Posted by David vun Kannon on January 20, 2007 9:43 AM

Given the results you got, wouldn’t a better title for this post be “Logarithmic Gap Costs Help, But Not Very Much”? It’s great that you put all the details and data that doesn’t fit expectations out in public. This is real science at work. I must read too much ID blogging, something that is not just PR is too refreshing.

Posted by Reed A. Cartwright on January 23, 2007 4:44 PM

David vun Kannon wrote:

Given the results you got, wouldn’t a better title for this post be “Logarithmic Gap Costs Help, But Not Very Much”?

(Comment # 35054)

No. Logarithmic gap costs do not help at all, unless they are paired with affine costs. My paper is the first to point out this missed fact. In the paper I distinguish between logarithmic and log-affine gap costs.

Besides, the existing title is rather catchy. I’ve had one reviewer on another paper actually do a virtual double-take when he saw that title.

Posted by slpage on January 24, 2007 11:52 AM

Reed A. Cartwright wrote:

slpage wrote:

I prefer to do my alignments by eye :)

(Comment # 35045)

That is what Larry Moran said to me tonight at dinner. My response to him was to ask if he’d ever tried to align human and mice introns by hand.

(Comment # 35049)

(grinning) Yeah, I hear ya. I once tried to align the complete mitochondrial genomes of 32 species by eye. It was actually easier than I had expected, at least initially. Then I hit the HV regions, and I put it on a back-burner…

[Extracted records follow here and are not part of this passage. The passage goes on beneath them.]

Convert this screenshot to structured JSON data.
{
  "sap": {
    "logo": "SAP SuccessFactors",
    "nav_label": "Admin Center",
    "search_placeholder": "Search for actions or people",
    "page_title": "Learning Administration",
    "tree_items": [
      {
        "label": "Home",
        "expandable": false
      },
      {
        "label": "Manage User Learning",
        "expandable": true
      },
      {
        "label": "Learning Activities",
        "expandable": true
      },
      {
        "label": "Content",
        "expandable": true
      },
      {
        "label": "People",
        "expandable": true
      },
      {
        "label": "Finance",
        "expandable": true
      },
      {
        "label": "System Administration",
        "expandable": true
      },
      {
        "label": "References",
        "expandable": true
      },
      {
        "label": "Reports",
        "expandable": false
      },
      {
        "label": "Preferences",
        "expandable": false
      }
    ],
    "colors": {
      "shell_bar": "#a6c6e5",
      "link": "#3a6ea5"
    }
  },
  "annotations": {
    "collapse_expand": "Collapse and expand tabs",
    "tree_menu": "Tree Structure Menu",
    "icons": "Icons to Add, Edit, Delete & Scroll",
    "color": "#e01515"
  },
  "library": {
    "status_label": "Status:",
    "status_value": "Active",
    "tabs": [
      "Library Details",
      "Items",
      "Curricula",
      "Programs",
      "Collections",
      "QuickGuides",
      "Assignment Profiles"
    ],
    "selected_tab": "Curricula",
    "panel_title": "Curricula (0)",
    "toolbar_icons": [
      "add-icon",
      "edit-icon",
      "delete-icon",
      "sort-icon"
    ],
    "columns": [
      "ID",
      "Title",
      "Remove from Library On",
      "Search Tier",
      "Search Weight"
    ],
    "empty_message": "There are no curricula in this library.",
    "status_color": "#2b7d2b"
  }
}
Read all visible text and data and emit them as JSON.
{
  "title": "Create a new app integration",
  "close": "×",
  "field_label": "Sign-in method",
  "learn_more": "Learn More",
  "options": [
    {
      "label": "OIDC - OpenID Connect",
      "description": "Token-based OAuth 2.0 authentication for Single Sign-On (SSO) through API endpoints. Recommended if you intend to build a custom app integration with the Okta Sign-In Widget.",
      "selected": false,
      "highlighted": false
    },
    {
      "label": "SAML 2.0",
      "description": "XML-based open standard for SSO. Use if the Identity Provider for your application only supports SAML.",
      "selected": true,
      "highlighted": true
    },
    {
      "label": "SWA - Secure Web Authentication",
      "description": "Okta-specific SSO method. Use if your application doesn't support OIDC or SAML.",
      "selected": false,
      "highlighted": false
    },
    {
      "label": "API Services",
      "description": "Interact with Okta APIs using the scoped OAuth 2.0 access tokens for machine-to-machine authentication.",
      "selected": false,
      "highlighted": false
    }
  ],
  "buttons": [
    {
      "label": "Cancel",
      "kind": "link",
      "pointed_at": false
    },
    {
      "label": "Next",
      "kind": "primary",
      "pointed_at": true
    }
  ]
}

I do usually use something like ClustalX to get an initial alignment when working with “new” data, but I always run through it by eye afterwards just to pick up the ‘errors’ and weird spots.

Do you think your work will be incorporated into an alignment program package at some point?

Posted by Reed A. Cartwright on January 25, 2007 5:41 AM

slpage wrote:

Do you think your work will be incorporated into an alignment program package at some point?

(Comment # 35068)

My Ngila app is currently under review. It can do log-affine alignments, but you have to calculate your own costs based on the above model. Maybe a future version will include the conversion from evolutionary parameters to alignment costs.